Saturday, October 20, 2012

Taming steam power

This post is about a completely different subject than what we normally write. You see, neither me nor ec892894 and sc3439 know much about engineering but we attempted to write a post to honor Thomas Newcomen and his engine that contributed significantly to the industrial progress of the last 300 years. 

300 years ago the first steam engine was installed at a coalmine at Dudley Castle in Staffordshire, UK.
  
The engine could pump 45 liters of water a minute from a depth of 50 meters and, by pumping away dangerous levels of water, enabled mining at greater depths and made coal cheaper and more available. This invention kick-started the industrial revolution in Britain.

 At the late seventeenth century the standard methods to remove the water from the mines was manual pumping or horses hauling buckets on a rope. At the same time, several people were experimenting with steam power and vacuums. In the late 1670s, the French Denis Papin invented a “steam digester”, an early form of pressure cooker. Twenty years later, he built a model of the first steam piston engine. Meanwhile, English military engineer Thomas Savery invented a primitive form of steam engine for pumping water. However, it presented a lot of problems and could draw water only from 9 meters deep.

Thomas Newcomen, an English blacksmith from Dartmouth, was influenced by both inventors and, with his partner John Calley, started experimenting on building an effective steam engine for raising water from deep mines.

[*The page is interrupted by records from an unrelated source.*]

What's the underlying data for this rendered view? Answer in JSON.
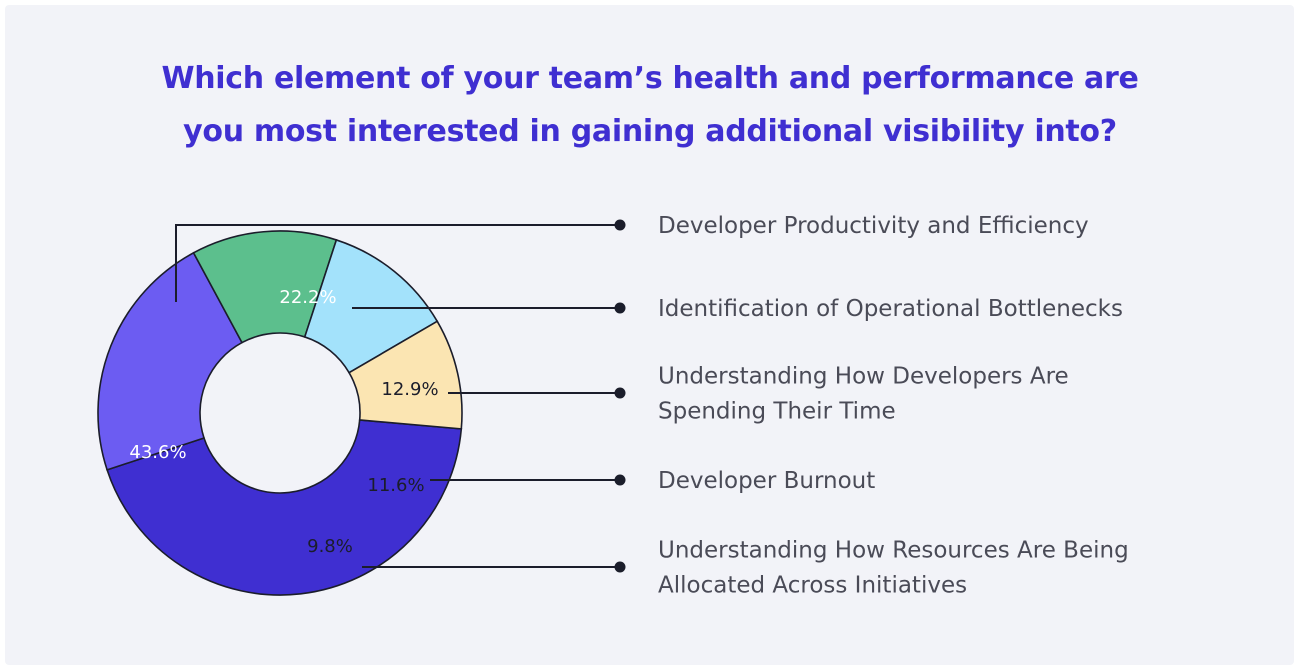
{
  "title_line1": "Which element of your team’s health and performance are",
  "title_line2": "you most interested in gaining additional visibility into?",
  "chart_data": {
    "type": "pie",
    "style": "donut",
    "title": "Which element of your team’s health and performance are you most interested in gaining additional visibility into?",
    "slices": [
      {
        "label": "Developer Productivity and Efficiency",
        "value": 43.6,
        "value_label": "43.6%",
        "color": "#3f2fd1",
        "label_color": "#ffffff",
        "lines": [
          "Developer Productivity and Efficiency"
        ]
      },
      {
        "label": "Identification of Operational Bottlenecks",
        "value": 22.2,
        "value_label": "22.2%",
        "color": "#6c5cf2",
        "label_color": "#ffffff",
        "lines": [
          "Identification of Operational Bottlenecks"
        ]
      },
      {
        "label": "Understanding How Developers Are Spending Their Time",
        "value": 12.9,
        "value_label": "12.9%",
        "color": "#5cbf8d",
        "label_color": "#1b1d2b",
        "lines": [
          "Understanding How Developers Are",
          "Spending Their Time"
        ]
      },
      {
        "label": "Developer Burnout",
        "value": 11.6,
        "value_label": "11.6%",
        "color": "#a3e2fb",
        "label_color": "#1b1d2b",
        "lines": [
          "Developer Burnout"
        ]
      },
      {
        "label": "Understanding How Resources Are Being Allocated Across Initiatives",
        "value": 9.8,
        "value_label": "9.8%",
        "color": "#fbe5b2",
        "label_color": "#1b1d2b",
        "lines": [
          "Understanding How Resources Are Being",
          "Allocated Across Initiatives"
        ]
      }
    ],
    "legend": "right"
  },
  "colors": {
    "title": "#3f2fd1",
    "background": "#f2f3f8",
    "leader": "#1b1d2b",
    "text": "#4a4b57"
  }
}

He devised a model of an atmospheric engine, which employed both low-pressure steam and atmospheric pressure. In his system, a boiler produced steam which drove a piston upward. A valve then sealed the piston chamber from the boiler and cold water was pumped into the piston chamber that condensed the steam, dropped the pressure and pulled the piston back down. The vertical motion of the piston moved a beam which pivoted on a central fulcrum, with the other side of the beam being attached to a chain that went down into the mine to the water pump.The beam was heavier on the main pump side with gravity pulling down that side of the beam. Once the piston was pulled down, the valve was reopened and the process repeated. It was the first practical engine to use a piston in a cylinder. A very good animation of Newman's engine can be found here.
Diagram of a Newcomen's engine. The picture was taken from www.wikipedia.com


Thomas Newcomen died on August 5, 1729, in London. However, Newcomen's engine was used to drain mines for many years. It was later modified, around 1769, by James Watt, a Scottish inventor and engineer, who created a steam condenser that increased the efficiency of the engine. Despite Watt's improvements, Common Engines (as they were called) remained in use for a considerable time. Finally, the Watt engine almost entirely replaced the Newcomen engine by 1790.




In July, several events are being organised in Devon to celebrate the 300 anniversary of the first steam engine.